Als je geen prooi wilt zijn, maar juist een jager

Panterprint Wat is er in Franciscusnaam aan de hand met al die wilde dierenprintjes overal? Mohammed Benzakour gaat op safari.

Foto Getty Images

Waar ze in andere werelddelen kampen met flinke bomenkap verandert Nederland langzaam in een rimboe. Pas op! We zijn omringd door bloeddorstige roofdieren, slangen, panters, tijgers, overal duiken ze op, terrassen, bushaltes, wachtkamers, Kruidvat. Ongemerkt sluipen ze naderbij en slaan genadeloos hun klauwen uit. Wie niet uitkijkt heeft zo een paar vlijmscherpe kaken in de strot.

Welnee, was het maar zo’n feest: het zijn nepperds, doen alsof.

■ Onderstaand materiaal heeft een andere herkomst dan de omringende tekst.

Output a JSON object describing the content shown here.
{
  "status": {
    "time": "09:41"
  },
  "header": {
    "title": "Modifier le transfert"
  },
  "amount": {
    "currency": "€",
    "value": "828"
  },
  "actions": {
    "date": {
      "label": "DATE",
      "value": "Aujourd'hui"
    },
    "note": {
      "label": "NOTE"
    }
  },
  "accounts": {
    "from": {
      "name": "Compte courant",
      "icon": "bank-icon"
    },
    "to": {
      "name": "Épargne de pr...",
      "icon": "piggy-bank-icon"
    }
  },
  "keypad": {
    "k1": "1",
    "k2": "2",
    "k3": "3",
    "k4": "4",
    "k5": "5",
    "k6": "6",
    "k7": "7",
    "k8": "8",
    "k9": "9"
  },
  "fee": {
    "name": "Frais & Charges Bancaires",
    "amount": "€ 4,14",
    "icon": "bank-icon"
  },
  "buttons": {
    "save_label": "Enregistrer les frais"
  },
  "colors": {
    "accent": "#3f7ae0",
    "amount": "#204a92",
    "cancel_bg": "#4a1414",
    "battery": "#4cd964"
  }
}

D’r wordt helemaal niemand verscheurd. Wel koketteren ze pontificaal met pantertruitjes, tijgersjaaltjes, pofaddersokjes, luipaardtasjes, cheetaportemonnees, cobraslippers, Samsungluipaardhoesjes.

Kuddegedrag

Wat is hier in Franciscusnaam aan de hand? Het circus was toch afgeschaft? Modieus kuddegedrag, zou je zeggen, maar wel gek voor een roofdier; bij kuddes denk je eerder aan zebra’s, koeien en weideschaapjes.

Enfin, van de week werd het mij te bont en besloot ik tot nader veldonderzoek. Meten is weten. Met pen en papier dook ik de savannes in, besloop voorzichtig de beesten en begon te turven. Voor elk printje een streepje, sommigen scoorden met twee accessoires, anderen drie, weer anderen, de ware Jungle Queens, droegen vier of vijf kledingstukken met strepen en vlekkerig luipaardmotief – nog net niet hoorde ik ‘rooaarrr!’ Op ongetemde dagen scoorde ik vijftig of meer streepjes, op rustige dagen twintig/dertig.

Reden genoeg mij af te vragen waar deze wilde-beesten-passie vandaan komt – hopelijk omdat ze ernstig bedreigd zijn. Want misschien zijn het geheime agenten van Extinction Rebellion die aandacht vragen voor de cheeta- en cobrastroperijen? Of activisten van Bont voor Dieren? (Waar blijft dan de dolfijn- en ijsbeerhuid?) Of wellicht liefhebbers van oude Tarzanfilms waarin het bon ton is om rond te paraderen in dikke pantervachten om zo aardse oerkrachten uit te stralen?

Ik besloot de dames aan te spreken. „Zeg jongedame, neem jij je prooi mee de boom in?”

„Wat?”

Ik wijs naar beneden. „Je schoenen.”

„Oh, dat.”

„Is toch een panterprintje?”

„Ja, klopt.”

„Maar het klopt niet.”

„Hoezo niet?”

„Het is geen panter maar een cheeta.”

„Wat?”

„Maakt niet uit. Staat je leuk, hoor.”

Ander gesprek.

„Leuk tijgerprintje, je tasje.”

„Oh, dankjewel.”

„Hoeveel Bengaalse tijgers lopen er nog rond?”

„Weet ik veel.”

„Weet je wel waar ze leven?”

„Wat interesseert mij dat nou.”

„Oh, dit is dus geen statement van engagement met het deerniswekkende lot van de Bengaalse tijger?”

„Sorry, hier heb ik echt geen zin in.”

En zo ging dat telkens. Veel wijzer werd ik niet. Een enkeling wilde, volgens mij, vooral etaleren dat ze geen prooi is maar een woeste jager. Best gedurfd in een tijd dat we juist af willen van de jacht.